HRTstudent

http://edrv.endojournals.org/cgi/con...stracts/MON-42

Cardiovascular Safety and Testosterone Replacement Therapy in Male Hypogonadism Including Men with Type 2 Diabetes and Cardiovascular Disease


Jonathan C Brooke, BMedSci1,2, David S McLaren1,2, Deborah J Walter, BMedSci1,2, Vakkat Muraleedharan, MB, BS, MRCP1,2 and Thomas H Jones, MD, FRCP1,2

1 Centre for Diabetes and Endocrinology, Barnsley Hopsital, NHSFT Barnsley, UK
2 Human Metabolism, University of Sheffield Sheffield, UK
Testosterone replacement therapy (TRT) has recently been shown to have beneficial effects on CVD risk factors including insulin resistance, dyslipidaemia, obesity, hypertension and pro-atherogenic states. Nevertheless, the use of TRT remains controversial in men with cardiovascular disease.

A long-term retrospective audit of 401 (47.4% Type 2 diabetes (T2D), 34.0% CVD) hypogonadal men (age 58.7±14.3 years; mean baseline testosterone 7.16±2.59 nmol/l) receiving physiological TRT (84% testosterone gels) for up to 27 years (mean 5.41 years) in normal clinical practice was carried out to evaluate TRT's safety. BMI, waist circumference, blood pressure (BP), hemoglobin (Hb), hematocrit (HCT), lipid profile, liver function, testosterone, estradiol and PSA levels were monitored at 3, 6 and 12 months and yearly thereafter. Data from the most recent visits represent the primary endpoint. Hospital admissions, major adverse cardiovascular events (MACEs), mortalities and prostate-related outcomes were recorded.

TRT was associated with a reduction in total cholesterol (-0.28 mmol/l, p=0.004), non- fasting triglycerides (-0.244 mmol/l, p=0.04) and liver transaminases (ALT and AST) at the primary endpoint. HDL cholesterol fell by 0. /l (p=0.044). Hb increased by 0.72g/dl (p=0.002), HCT by 0.035 (p=0.011), PSA by 0.26g/l (p=0.008) and estradiol 128.45±44.58 at baseline vs 157±66.89 pmol/l. At the end of the study PSA levels were comparable to those of eugonadal males and were not grossly elevated. No significant changes in BMI, waist circumference or BP were observed.

Safety outcomes: Polycythaemia (HCT >0.52) developed in 22 patients. 3 new cases of BPH and 2 prostate carcinomas were diagnosed, but this is no more than expected in this population which included aging males. 4 patients were diagnosed with T2D during the study, and 24 MACEs (4 MI, 8 angina, 5 TIAs, 2 CVAs, 4 CABG, 1 CCF) were identified. Over the course of the study there were 54 hospital admissions and 2 deaths which are no higher than expected in this morbid population.

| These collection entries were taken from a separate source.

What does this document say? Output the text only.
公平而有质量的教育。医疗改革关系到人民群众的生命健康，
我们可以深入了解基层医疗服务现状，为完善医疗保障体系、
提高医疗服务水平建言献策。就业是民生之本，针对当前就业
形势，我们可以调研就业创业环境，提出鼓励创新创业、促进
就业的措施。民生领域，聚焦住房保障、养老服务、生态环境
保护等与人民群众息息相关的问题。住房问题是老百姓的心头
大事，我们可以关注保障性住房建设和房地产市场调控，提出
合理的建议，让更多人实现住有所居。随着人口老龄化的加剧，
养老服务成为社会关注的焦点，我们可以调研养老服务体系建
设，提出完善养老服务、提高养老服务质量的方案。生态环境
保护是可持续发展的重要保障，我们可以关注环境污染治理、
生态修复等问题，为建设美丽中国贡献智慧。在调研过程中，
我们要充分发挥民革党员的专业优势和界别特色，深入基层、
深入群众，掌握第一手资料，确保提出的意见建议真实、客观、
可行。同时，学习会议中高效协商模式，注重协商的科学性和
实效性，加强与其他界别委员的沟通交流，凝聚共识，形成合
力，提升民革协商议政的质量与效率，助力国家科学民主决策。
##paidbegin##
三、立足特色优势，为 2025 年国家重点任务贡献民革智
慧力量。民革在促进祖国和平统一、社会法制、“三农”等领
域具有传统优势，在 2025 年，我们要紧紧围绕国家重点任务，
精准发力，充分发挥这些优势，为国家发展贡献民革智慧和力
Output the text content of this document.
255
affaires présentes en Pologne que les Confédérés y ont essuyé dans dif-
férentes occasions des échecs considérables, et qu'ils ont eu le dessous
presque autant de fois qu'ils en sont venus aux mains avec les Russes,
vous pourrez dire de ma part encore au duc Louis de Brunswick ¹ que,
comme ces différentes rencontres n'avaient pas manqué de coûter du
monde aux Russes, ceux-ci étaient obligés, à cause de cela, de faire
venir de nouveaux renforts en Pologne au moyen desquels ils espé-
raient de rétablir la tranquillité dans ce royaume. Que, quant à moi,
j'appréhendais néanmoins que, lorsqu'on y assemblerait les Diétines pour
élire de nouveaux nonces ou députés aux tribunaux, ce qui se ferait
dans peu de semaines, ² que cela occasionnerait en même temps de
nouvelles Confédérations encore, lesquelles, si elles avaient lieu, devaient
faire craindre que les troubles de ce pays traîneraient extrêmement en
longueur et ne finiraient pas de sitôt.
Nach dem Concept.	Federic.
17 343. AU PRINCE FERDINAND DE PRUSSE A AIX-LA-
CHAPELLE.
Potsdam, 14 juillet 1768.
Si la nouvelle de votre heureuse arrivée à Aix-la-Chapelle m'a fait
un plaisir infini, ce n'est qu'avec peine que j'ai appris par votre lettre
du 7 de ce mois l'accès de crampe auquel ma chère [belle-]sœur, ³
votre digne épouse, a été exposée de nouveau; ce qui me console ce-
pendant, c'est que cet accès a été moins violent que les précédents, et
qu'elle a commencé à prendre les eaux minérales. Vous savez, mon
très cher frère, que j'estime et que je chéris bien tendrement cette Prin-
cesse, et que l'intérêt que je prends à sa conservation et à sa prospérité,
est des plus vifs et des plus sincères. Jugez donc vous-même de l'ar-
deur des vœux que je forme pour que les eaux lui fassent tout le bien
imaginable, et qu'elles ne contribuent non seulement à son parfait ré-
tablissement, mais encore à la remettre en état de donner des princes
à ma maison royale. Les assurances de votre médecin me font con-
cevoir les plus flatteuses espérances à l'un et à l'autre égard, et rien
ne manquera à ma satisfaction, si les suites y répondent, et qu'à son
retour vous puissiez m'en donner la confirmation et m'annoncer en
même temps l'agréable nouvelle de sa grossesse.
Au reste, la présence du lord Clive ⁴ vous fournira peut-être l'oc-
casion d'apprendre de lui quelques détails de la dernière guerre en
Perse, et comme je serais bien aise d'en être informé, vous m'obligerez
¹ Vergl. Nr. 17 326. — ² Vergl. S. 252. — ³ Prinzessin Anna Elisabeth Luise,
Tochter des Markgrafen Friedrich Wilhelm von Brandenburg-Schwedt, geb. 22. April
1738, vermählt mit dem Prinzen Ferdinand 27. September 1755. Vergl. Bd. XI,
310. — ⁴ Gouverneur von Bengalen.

This audit confirms the cardioprotective role of physiological doses of testosterone and demonstrates that in clinical practice TRT has beneficial effects on cardiovascular risk factors including circulating lipid and cholesterol levels. This is the largest and most comprehensive study of TRT safety to date, representing over 1642 patient years of TRT. TRT was not associated with an increase in prostate carcinoma, MACEs or mortality.